Arney,

Yes, your explanation supports my theory that social/medical protocol practices are in part responsible for the reduction/prevention of MRSA in entering the Dutch Hospital environment. As you state, many other European countries have higher rates then Holland. This, in part is not necessarily due to the restrictive use of antibiotics, but the thoughtful identification and isolation of patients with MRSA.

Once an organism develops antibiotic resistance, the best way to deal with control (not on an individual basis but the population as a whole), is not necessarily developing additional drugs to which the organism is sensitive, but to institute practices to prevent spread.

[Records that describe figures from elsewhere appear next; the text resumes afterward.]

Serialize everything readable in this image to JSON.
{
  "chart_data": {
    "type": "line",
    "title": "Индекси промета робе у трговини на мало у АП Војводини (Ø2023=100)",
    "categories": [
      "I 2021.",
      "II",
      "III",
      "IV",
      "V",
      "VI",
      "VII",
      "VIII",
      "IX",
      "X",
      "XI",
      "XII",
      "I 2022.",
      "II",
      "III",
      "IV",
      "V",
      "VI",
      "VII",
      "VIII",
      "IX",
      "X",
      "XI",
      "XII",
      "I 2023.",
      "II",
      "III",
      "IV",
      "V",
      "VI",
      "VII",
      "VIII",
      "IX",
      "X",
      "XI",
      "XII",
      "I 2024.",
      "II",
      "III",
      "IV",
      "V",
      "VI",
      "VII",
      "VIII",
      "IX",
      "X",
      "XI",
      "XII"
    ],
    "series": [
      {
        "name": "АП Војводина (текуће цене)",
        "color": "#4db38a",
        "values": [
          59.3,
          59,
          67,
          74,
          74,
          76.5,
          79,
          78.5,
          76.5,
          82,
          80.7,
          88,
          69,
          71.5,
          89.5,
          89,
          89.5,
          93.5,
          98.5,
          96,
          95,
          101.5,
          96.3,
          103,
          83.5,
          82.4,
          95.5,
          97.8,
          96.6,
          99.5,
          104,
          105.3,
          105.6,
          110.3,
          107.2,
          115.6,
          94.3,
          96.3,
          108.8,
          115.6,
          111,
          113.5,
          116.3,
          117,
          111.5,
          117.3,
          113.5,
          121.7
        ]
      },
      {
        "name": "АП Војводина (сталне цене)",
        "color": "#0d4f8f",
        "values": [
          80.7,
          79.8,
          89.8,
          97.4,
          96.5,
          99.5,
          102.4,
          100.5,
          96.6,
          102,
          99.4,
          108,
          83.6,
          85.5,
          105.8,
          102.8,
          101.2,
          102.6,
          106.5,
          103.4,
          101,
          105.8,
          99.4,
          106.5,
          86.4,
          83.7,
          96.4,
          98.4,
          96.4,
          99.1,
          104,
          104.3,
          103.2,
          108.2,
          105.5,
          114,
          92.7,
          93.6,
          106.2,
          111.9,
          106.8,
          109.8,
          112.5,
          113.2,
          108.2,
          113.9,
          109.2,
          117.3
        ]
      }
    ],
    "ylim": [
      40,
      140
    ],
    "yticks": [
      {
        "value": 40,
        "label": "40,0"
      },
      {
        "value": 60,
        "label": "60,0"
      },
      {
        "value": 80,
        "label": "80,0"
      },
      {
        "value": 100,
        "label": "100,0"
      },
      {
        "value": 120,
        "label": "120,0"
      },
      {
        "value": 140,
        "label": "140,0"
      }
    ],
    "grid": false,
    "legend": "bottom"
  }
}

As you know, one main problem with the development of antibiotic resistant organisms is not only over prescribing and inappropriate treatment (giving antibiotics for viral infections), but incomplete or inappropriate treatment regimes by a patient’s actions. Many will discontinue to take a full course of antibiotics because they either “feel better’ or are unable to afford a complete course of treatment. Many also fail to take the meds at the proper time; ensuring therapeutic thresholds are maintained or are they are taken inappropriately (sometimes with meals sometimes without or with drugs/supplements that inactivate the drug).

Many of these factors are social-economically based. Populations, who are not given the proper education or for whatever reason do not follow proper treatment regimes or demand treatment when no treatment is appropriate, are just as guilty as the medical community for the development of antibiotic resistant organisms.